This is my advice for you. I feel what your going through exactly, and although I can't tell you if this will work for sure, I can tell you that it probably will work, and I ca give you an update in a month or so because I'm in a long distance relationship so I havn't had sex since the same problems that happened to you happened to me.
At first we just started dating, so I didn't totally feel safe with her (trust, her thoughts, etc...) We had sex many times but I couldnt cum. I came once from doing it myself after sex, I tried to do it myself on 3 other occasions after sex and I still couldnt come. While having sex with her, I was only thinking about her, and if she was enjopying it, if she was happy, if my dick was good enough, if I was good enough, whats in her mind, etc... She even told me to just relax and stop trying to be better everytime and that its all in my mind. Because of my past, I have a fucked up mind, so I always think about stuff. When I go to see her soon, Im very confident none of this will happen again. I feel safe with her, I trust her, and most importantly I'm working on my mind. So, in conclusion, I'm 100% sure that its all in your mind. Just enjoy.

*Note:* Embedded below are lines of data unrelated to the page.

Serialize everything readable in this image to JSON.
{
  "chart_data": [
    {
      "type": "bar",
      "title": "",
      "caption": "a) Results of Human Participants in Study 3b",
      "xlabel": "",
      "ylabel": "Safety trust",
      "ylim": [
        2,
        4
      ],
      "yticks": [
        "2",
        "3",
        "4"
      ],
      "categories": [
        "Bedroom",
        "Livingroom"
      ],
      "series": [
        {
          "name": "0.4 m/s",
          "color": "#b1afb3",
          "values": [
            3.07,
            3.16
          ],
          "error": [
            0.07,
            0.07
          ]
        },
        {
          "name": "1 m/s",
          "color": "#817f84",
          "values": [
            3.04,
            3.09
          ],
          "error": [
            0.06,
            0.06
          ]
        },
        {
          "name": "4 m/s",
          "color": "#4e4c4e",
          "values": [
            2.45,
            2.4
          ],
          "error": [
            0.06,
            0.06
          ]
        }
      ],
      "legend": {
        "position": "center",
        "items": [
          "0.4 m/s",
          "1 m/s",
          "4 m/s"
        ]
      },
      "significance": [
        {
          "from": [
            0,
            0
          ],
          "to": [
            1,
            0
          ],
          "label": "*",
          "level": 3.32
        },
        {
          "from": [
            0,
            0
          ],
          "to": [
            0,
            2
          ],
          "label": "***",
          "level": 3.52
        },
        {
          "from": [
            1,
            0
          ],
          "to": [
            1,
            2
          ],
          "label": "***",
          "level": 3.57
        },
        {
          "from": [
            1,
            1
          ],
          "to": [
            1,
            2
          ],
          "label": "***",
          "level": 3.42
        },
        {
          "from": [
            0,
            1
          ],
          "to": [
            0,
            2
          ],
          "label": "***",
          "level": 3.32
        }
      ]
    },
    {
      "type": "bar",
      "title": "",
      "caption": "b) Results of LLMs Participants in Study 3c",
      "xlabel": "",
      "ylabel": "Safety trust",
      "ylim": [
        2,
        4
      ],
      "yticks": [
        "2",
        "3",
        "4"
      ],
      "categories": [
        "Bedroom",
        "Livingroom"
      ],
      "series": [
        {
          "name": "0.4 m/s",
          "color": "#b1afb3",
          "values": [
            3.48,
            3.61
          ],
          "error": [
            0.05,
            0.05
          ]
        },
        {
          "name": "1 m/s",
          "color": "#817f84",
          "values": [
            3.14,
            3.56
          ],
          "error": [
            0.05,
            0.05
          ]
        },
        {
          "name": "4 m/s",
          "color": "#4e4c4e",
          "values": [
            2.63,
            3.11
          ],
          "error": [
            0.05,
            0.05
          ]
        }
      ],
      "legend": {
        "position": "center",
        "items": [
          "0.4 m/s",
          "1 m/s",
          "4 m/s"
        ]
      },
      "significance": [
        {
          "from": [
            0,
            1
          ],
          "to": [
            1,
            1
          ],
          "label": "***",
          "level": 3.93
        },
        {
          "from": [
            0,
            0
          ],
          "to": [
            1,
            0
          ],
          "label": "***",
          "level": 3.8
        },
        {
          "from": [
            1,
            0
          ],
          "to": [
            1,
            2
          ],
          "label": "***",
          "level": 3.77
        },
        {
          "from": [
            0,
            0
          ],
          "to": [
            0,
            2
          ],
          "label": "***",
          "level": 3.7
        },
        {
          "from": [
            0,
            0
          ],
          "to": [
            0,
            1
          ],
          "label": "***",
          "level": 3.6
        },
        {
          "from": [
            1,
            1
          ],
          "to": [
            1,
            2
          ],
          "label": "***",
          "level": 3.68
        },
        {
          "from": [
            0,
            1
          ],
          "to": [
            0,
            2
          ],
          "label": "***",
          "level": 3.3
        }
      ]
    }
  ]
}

Now, more information that may help. There have been comments taht you should stop masturbation, but that infact effects the mind alot. It didnt work for me. Before going to see her I didnt masturbate for 2 whole months, and after having sex with her I still couldnt come, so stopping masturbation is not the answer. You may ask why not? Well, because you are telling yourself I need to stop masturbating in order to come, so infact you are worried about not being able to come when your with her, and your sort of preparing yourself for sex, which you shouldnt do, its not a game, its not a battle, its fun. Don't think about sex, dont prepare yourself for it, just go do it and have fun. So by stopping masturbation I dont think you will help yourself, because the mind is the strongest sex organ. I didnt masturbate for 2 months, and after much much sex, still no orgasm. I would continue life as it is, but if you do masturbate, maybe not as much, and differant methods. I just masturbated 3 times before writing this post, each time with a condom on, each time to my GF's picture, the 1st time I had a medium grip, the 2nd time (10 minutes after) I had a very loise grip and the 3rd time (an hour after) I had a very loose grip again. Each time I orgasmed. Why? Because of my mind. I was enjoying myself, it took no longer than 10 minutes to orgasm to my GF pictures with a LOOSE grip. I can't stress enough how loose this grip was, I can only say that it felt like throwing a sausage through a hallway. Now, more important info, you may want to begin working out if you havnt (I do every single day), and eat healthy, more importantly things that are good for sex. Eat asparagus, just trust me on this one. Also, if you want take a pill of zinc everyday, I do once a day, but this isnt a MUST. So, the steps I've taken I have told you (healthy foods (sex foods), masturbate with a loose grip with a condom on, clear your mind, excersise, don't think about it; enjoy life).
I hope I helped. I was sceptical about posting at first since I'm no expert, but I remember a while back I asked the same question as you and would hav eloved any sort of reply. I hope all goes well with your girlfriend. Just don't think about it, the more you do the more it will hurt you. When you have sex, tell yourself in your brain, or even better talk to your girlfriend while your fucking her and say "Im going to fuck you for so long, I dont want to come, please I hope I dont come". You are telling yourself to come that its nto going to happen. Its the same as telling your dick to get hard, its not going to happen. Let everything happen naturally. After experiencing the same thing, I went to a doctor asap, he said my body is perfectly healthy, I'm not low on anything, my blood is fine, everything is fine. He only told me I lacked some Vitamin D which wasnt serious (we get it from the sun), I take 1 pill a day now of Vitamin D, but this doesnt ahve to do with the sex. He suggested to me that its all in the mind, Im forcing myself to come and its not happening, and that I should ease up on masturbating. He told me nto to think about it and just let everything be. When you are having sex, dont try to force an orgasm, I tried several times and I pissed, although it felt good, but it was piss! If you have any questions, just ask, but the main points are: continue life as it is, eat healthy stay healthy, dont think about it, its all in the mind, dont be scared. Take care and Good luck! I'm in the same boat as you, I mean its good to make your GF come 3 times, and hear her say noones made her come like you have, but I know what your talking about in regards to the confidence part and just akwardness, beleive me. I'm going to be fucking all day every day next month, and I know Im going to come, but I don't even want to come!!! Peace.